Centre of his own world

Caravaggio often placed himself in the centre of several of his paintings.  He dressed himself as different characters and struck uncanny poses. His unique way of role-playing left a deep impression on not only the viewers of his times, but also on many contemporary artists of the present day.

“The first person who started to play this role in his own work as both a character as well as someone who has a narcissistic interest in himself was Caravaggio,” says British art critic Waldemar Januszczak. “He could be in his own art in a different way. And he could put himself down in his art. He can be sick, he can be funny, he can be ridiculous, he can be drunk … it does not matter to him. There’s an artistic confidence at work here; that he is important in his own art and he should appear in it. And that passed on and has led to innumerable examples of people doing the same.”

A lost genius

Caravaggio was an enigma and even before his premature death in violent and mysterious circumstances, the influence of his art was felt in many different parts of Europe. Many painters copied his style quite brazenly and flaunted them with aplomb. 

Paradoxically, Caravaggio himself was forgotten by the academic world for almost 400 years, but was rediscovered in the post-war era of the 20th century.

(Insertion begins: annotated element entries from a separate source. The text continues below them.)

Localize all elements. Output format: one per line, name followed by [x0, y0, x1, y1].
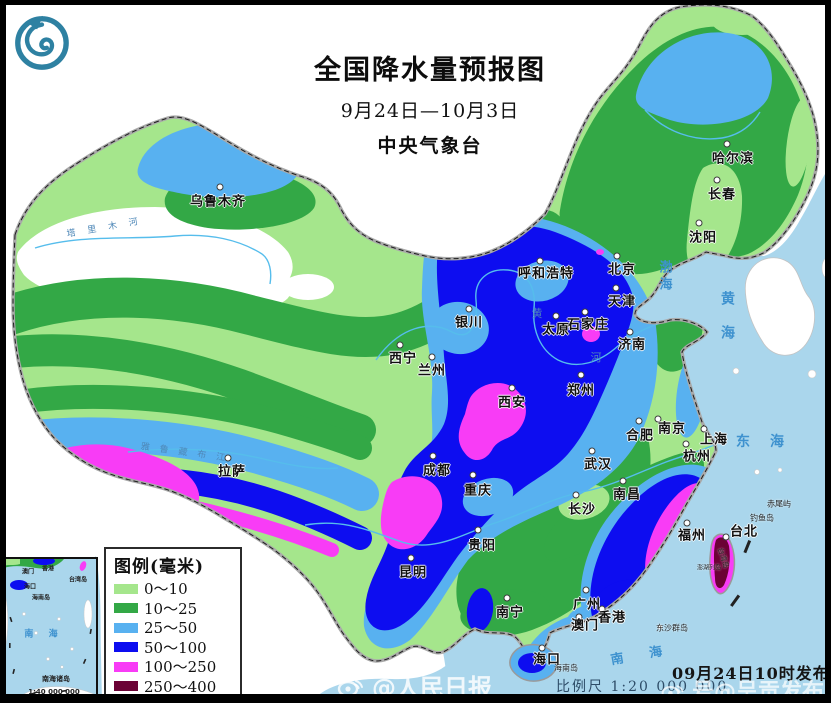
legend-item-label: 50～100: [144, 638, 207, 657]
legend-item-label: 250～400: [144, 677, 217, 696]
legend-item: 25～50: [114, 618, 234, 638]
date-range: 9月24日—10月3日: [340, 100, 520, 122]
legend-item: 50～100: [114, 638, 234, 658]
inset-label: 海南岛: [31, 594, 51, 602]
legend-item: 10～25: [114, 599, 234, 619]
legend-swatch: [114, 681, 138, 692]
legend-item-label: 100～250: [144, 658, 217, 677]
meteorological-logo-icon: [10, 12, 72, 76]
legend-item: 250～400: [114, 677, 234, 697]
inset-label: 台湾岛: [68, 576, 88, 584]
south-china-sea-inset: 澳门 香港台湾岛海口海南岛南 海南海诸岛 1:40 000 000: [2, 557, 98, 702]
inset-label: 南海诸岛: [42, 675, 70, 683]
nine-dash-line-marks: [730, 540, 752, 607]
legend-item-label: 25～50: [144, 619, 198, 638]
agency-name: 中央气象台: [377, 135, 483, 157]
gulf-strip: [310, 664, 448, 703]
watermark-left: @人民日报: [336, 668, 492, 703]
title-block: 全国降水量预报图 9月24日—10月3日 中央气象台: [260, 48, 600, 158]
weibo-icon: [336, 673, 366, 699]
legend-item-label: 0～10: [144, 580, 188, 599]
inset-label: 1:40 000 000: [28, 688, 80, 696]
weibo-icon: [660, 679, 686, 702]
korea-peninsula: [744, 257, 815, 356]
legend-swatch: [114, 603, 138, 614]
rivers: [34, 109, 761, 546]
watermark-left-text: @人民日报: [372, 674, 492, 702]
legend-title: 图例(毫米): [114, 557, 205, 577]
inset-label: 澳门: [21, 568, 35, 576]
legend-item: 0～10: [114, 579, 234, 599]
inset-label: 海口: [23, 583, 37, 591]
legend-swatch: [114, 661, 138, 672]
watermark-right-text: 号@呈贡发布: [692, 680, 825, 703]
issue-time: 09月24日10时发布: [672, 664, 830, 683]
watermark-right: 号@呈贡发布: [660, 674, 824, 703]
map-title: 全国降水量预报图: [314, 55, 546, 86]
legend-item-label: 10～25: [144, 599, 198, 618]
legend-rows: 0～10 10～25 25～50 50～100 100～250 250～400: [114, 579, 234, 696]
legend-item: 100～250: [114, 657, 234, 677]
inset-label: 南 海: [24, 629, 64, 640]
legend-swatch: [114, 642, 138, 653]
legend-swatch: [114, 622, 138, 633]
inset-label: 香港: [41, 565, 55, 573]
china-boundary-dash: [12, 4, 819, 662]
legend-swatch: [114, 583, 138, 594]
scale-label: 比例尺: [556, 679, 604, 695]
legend-box: 图例(毫米) 0～10 10～25 25～50 50～100 100～250 250～40…: [104, 547, 242, 703]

加拿大28信誉老群Among the many contemporary artists who have been inspired by Caravaggio is Cindy Sherman, the influential American artist whose work consists mainly of photographic self portraits in which she models herself as various historical and contemporary characters in striking costumes, poses and contexts. 

加拿大28信誉老群In 2012, Sherman took on the role of Caravaggio’s ‘Sick Bacchus’, striking the exact same pose, wearing the exact attire as the original painting of the Italian master.   

Award-winning Hollywood director Martin Scorsese whose films often portray aspects of violence, guilt and redemption is another unabashed Caravaggio admirer.

“I was instantly taken by the power of Caravaggio’s pictures. Initially I related to them because of the moment that he chose to illuminate in the story... It was like modern staging in film; it was so powerful and direct. He would have been a great filmmaker, there’s no doubt about it… Making films with street people was what it was really about, like he made paintings with them.”